Still, Francesca kept speaking. “He had ambition. Once. But God gave him no talent to dance. And apparently a hatred for women. Why do you think Gabriel was initially spared? No, at first it was all on me. And then on your head too. And I couldn’t bear it. The productions weren’t as awful as they painted them, Jett. You know it. You danced them.”

“But if you read more and more bad reviews, you start to believe them. The public did. Soon the company did too. Mission accomplished. From a psychological point of view, a brilliant scheme.” As she spoke, Helena crossed her arms over her chest and stepped closer to the window. Her face showed nothing, and when she didn't carry on, Francesca began again, her tone beseeching now.

“Amor, I never wished for you to be in the middle of any of this.” Juliette wanted to laugh at the assertion, but Francesca kept speaking, words just pouring out. “I couldn’t see how to stop any of it. The press, Lalande, and when Katarina defected, I knew what would happen. She was the match that lit the fuse of my demise. I figured they’d perhaps marginalize you once I wasgone, maybe add her as the second Étoile, make you split your parts. But for the life of me, I didn’t foresee Katarina betraying you this way. I could’ve sworn, I thought she loved…”

Francesca trailed off, letting the unspoken “you” hang in the air, a loose feather of a bird long gone.

“Good thing neither of us had to swear then, Cesca. I’d hate to break a vow like that.” Juliette allowed the words to fall to the ground and closed her eyes.

“I’m so sorry, amor. For everything.” The tears kept falling, Francesca now hiccupping with every word.

“You know you could’ve shared some of the burden instead of going about making as much drama for everyone.” Helena sounded like she wanted to either hug or slap Francesca.

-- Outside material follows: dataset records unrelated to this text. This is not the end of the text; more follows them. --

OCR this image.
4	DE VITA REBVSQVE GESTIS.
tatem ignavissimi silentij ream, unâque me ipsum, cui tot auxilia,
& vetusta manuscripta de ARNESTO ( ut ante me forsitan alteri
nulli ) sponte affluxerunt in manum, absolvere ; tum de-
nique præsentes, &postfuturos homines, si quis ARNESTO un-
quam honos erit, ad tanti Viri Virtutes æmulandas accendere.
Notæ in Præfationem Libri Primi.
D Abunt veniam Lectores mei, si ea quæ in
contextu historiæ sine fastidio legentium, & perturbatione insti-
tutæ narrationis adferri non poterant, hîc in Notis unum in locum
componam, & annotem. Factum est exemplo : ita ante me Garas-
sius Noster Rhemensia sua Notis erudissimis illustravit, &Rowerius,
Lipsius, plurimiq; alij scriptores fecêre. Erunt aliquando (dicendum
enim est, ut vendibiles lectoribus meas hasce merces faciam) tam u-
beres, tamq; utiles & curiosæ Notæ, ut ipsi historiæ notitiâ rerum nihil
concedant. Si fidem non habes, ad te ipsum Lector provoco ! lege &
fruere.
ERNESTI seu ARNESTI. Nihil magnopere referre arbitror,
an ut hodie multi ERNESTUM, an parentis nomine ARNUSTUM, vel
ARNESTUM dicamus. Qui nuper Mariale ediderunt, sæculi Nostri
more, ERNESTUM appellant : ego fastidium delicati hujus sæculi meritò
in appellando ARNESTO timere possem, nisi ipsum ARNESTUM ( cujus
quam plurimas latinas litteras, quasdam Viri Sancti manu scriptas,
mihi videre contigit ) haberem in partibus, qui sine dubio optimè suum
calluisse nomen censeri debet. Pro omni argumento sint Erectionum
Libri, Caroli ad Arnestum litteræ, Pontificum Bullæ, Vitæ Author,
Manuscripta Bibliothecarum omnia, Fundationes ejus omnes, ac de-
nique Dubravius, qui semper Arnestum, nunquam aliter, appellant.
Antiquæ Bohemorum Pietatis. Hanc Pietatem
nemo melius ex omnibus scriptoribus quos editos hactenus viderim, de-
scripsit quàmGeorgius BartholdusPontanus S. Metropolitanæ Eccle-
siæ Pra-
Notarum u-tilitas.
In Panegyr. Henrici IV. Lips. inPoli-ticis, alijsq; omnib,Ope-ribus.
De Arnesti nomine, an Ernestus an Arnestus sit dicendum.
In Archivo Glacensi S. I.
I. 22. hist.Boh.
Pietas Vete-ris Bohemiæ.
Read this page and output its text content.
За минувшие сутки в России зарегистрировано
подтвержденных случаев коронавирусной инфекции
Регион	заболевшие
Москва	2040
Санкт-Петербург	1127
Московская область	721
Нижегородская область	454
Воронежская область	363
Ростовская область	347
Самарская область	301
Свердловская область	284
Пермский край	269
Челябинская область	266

Juliette worried her lip, opening the unhealed split, welcoming the metallic taste.

“I don’t blame you, Cesca. You told me to expect the drama. I guess it was very much in character.” Juliette smiled, feeling the warm blood drip down her chin. A curious and strange sensation. Her eyelids drooped.

“Jett?” Both voices lifted in alarm, and Juliette could hear the cane thumping away, Francesca leaving the room, surely in search of a doctor. Good. She wasn’t feeling all that well. Someone should probably check her out.

“Jett, love, talk to me, stay with me, please!” Helena sounded panicked.